Thérèse et Daniel étaient tous deux habités par l’urgence de la solidarité. On a déjà évoqué la vive amitié fraternelle qui liait Thérèse aux jeunes missionnaires Maurice Bellière et Adolphe Roulland. Elle porte en elle une " passion pour les missions lointaines ". L’histoire de sa présence inlassable à l’Œuvre d’Auteuil est le meilleur signe de sa fidèle solidarité au sort des jeunes en grand besoin.
Daniel a magnifiquement montré cette même qualité dans ses relations et ses services avec les soldats et les Officiers de son régiment. La rudesse des 4 années de guerre a été pour Daniel une sorte de noviciat de solidarité humaine.
En arrivant à Auteuil, quatre ans ½ après la fin des hostilités, il semble bien qu’une des qualités les plus signifiantes de Daniel pour conduire cette maison de jeunes, ce fut encore cette capacité de se solidariser avec eux. C’est l’urgence de la solidarité qui l’a mené à prendre quantité d’initiatives, de tâches et de risques, et jusqu’à pouvoir avouer, près de sa mort : Les médecins cherchent mon mal ; s’ils savaient toutes les misères qui frappent à ma porte et mon impuissance à les soulager toutes, ils sauraient ce qui me brise aujourd’hui . (28/07/1960,PIC, 246, AG 551).

Proche également de l’esprit d’enfance de Thérèse, la franchise et l’honnêteté de Daniel ; son regard est droit et exigeant, mais plein de bonté.

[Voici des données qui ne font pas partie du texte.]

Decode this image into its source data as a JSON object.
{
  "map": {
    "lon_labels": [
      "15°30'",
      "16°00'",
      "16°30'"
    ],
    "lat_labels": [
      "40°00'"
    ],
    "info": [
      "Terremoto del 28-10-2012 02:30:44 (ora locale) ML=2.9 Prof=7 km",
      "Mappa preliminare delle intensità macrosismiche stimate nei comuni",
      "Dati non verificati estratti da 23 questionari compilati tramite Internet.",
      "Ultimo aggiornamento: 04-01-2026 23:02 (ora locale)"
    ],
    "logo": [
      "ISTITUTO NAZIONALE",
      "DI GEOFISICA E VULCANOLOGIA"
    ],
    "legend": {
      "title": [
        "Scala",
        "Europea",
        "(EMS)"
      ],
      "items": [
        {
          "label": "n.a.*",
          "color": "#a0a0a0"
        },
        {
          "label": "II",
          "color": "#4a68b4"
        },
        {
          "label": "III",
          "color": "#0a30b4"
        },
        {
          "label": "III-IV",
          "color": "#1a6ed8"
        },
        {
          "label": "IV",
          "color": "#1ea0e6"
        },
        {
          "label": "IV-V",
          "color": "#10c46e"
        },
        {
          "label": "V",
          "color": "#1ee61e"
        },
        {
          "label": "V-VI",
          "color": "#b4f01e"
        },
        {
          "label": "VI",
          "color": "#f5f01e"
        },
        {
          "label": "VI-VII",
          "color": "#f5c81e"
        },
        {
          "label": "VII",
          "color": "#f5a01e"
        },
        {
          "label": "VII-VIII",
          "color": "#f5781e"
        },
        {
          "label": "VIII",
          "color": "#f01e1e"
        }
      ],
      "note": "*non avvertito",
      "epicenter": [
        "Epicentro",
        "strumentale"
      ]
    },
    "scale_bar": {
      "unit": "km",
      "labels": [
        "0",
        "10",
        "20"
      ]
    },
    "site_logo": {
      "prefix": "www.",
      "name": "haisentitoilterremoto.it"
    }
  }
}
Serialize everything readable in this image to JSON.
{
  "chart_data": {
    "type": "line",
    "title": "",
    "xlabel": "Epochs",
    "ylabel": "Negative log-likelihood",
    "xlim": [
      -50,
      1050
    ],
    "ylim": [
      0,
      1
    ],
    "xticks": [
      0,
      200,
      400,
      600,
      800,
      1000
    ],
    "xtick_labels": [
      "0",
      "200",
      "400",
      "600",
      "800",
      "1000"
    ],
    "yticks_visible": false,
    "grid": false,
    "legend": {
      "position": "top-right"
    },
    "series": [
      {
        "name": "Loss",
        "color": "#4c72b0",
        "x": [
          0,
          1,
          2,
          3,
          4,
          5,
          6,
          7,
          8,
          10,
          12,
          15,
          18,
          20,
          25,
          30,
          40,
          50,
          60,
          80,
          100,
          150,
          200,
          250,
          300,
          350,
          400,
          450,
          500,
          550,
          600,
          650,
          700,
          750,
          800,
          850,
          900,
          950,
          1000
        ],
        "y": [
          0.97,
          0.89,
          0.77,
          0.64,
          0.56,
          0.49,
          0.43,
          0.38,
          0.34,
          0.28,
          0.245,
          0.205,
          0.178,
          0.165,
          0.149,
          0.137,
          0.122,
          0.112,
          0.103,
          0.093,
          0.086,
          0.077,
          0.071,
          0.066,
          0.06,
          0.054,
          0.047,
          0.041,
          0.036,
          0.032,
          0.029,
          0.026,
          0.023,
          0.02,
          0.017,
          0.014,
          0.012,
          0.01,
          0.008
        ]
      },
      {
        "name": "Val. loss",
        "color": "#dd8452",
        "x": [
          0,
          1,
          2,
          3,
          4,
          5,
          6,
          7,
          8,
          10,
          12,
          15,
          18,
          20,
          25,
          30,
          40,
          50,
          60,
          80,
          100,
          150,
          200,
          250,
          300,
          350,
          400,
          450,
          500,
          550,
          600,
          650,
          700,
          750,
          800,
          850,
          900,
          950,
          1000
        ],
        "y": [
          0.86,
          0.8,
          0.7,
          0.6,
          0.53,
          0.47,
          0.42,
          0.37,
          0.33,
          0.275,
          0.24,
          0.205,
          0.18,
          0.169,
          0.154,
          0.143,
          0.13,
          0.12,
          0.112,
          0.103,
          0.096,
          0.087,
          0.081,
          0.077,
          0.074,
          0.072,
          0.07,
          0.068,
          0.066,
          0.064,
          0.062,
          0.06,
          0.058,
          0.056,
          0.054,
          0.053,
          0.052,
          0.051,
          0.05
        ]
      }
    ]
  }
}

Il aime que règne la confiance entre lui et les personnes qui partagent ses tâches, il forme les enfants à la confiance envers lui, et il la leur rend malgré les faiblesses et défauts qu’il leur connaît. Thérèse et Daniel ont le cœur simple. Peut-être ce propos de Libermann éclaire-t-il la qualité de leur simplicité :
" …La simplicité. Vertu sur laquelle il y aurait bien des choses à dire, parce que, généralement, on ne la connaît pas. On la regarde comme une chose ordinaire, et c’est cependant la vertu des parfaits. C’est elle qui nous attire les plus grandes faveurs et les plus grandes lumières de Dieu, puisque celui qui l’a, ne voit plus, ne pense plus et n’aime plus qu’en Dieu, pour Dieu et selon Dieu " (Libermann, Noël 1836).
A l’assurance de Thérèse vivant sa ‘petite voie’, répond celle de Daniel qui s’appuie aussi chaque jour sur la présence de la Providence à ses côtés. C’est ce qui lui donne de l’aplomb ; il défile tout fier à la tête de ses jeunes lors des fêtes nationales, et il affiche dans le métro de grands portraits de Sœur Thérèse de l’Enfant-Jésus au regard contemplatif d’un autre monde.
Thérèse et Daniel se retrouvent tous deux dans l’essentiel de la vocation missionnaire : " L'amour surtout, plus que les oeuvres. L'amour qui nous rend missionnaires même lorsque nous ne pouvons plus rien faire (un zéro). Souffrir, mais dans la joie de l'amour de Jésus: la Croix est le signe d'un véritable apostolat, plus importante que de brillantes prédications. Notre unique désir est de ressembler à notre Adorable Maître, s'anéantissant, prenant la forme et la nature d'esclave; suivre Jésus, devenir semblable à lui, revêtir le Chinois. (au P. Roulland)
"Je serai heureuse de travailler avec vous au salut des âmes; c'est dans ce but que je me suis faite carmélite, ne pouvant être missionnaire, j'ai voulu l'être par amour." (à l’abbé Bellière)
Thérèse et Daniel se sont donné la main pour faire fleurir parmi les jeunes et ceux qui s’en occupaient, une grande qualité de cœur nécessaire à l’épanouissement de tous : " L’amitié, c’est l’oubli de soi pour le bonheur de l’autre; c’est une rare et divine chose que l’amitié, c’est le plus parfait des sentiments humains. En partageant les joies, on augmente leur douceur ; en partageant les tristesses, nous adoucissons leur amertume ".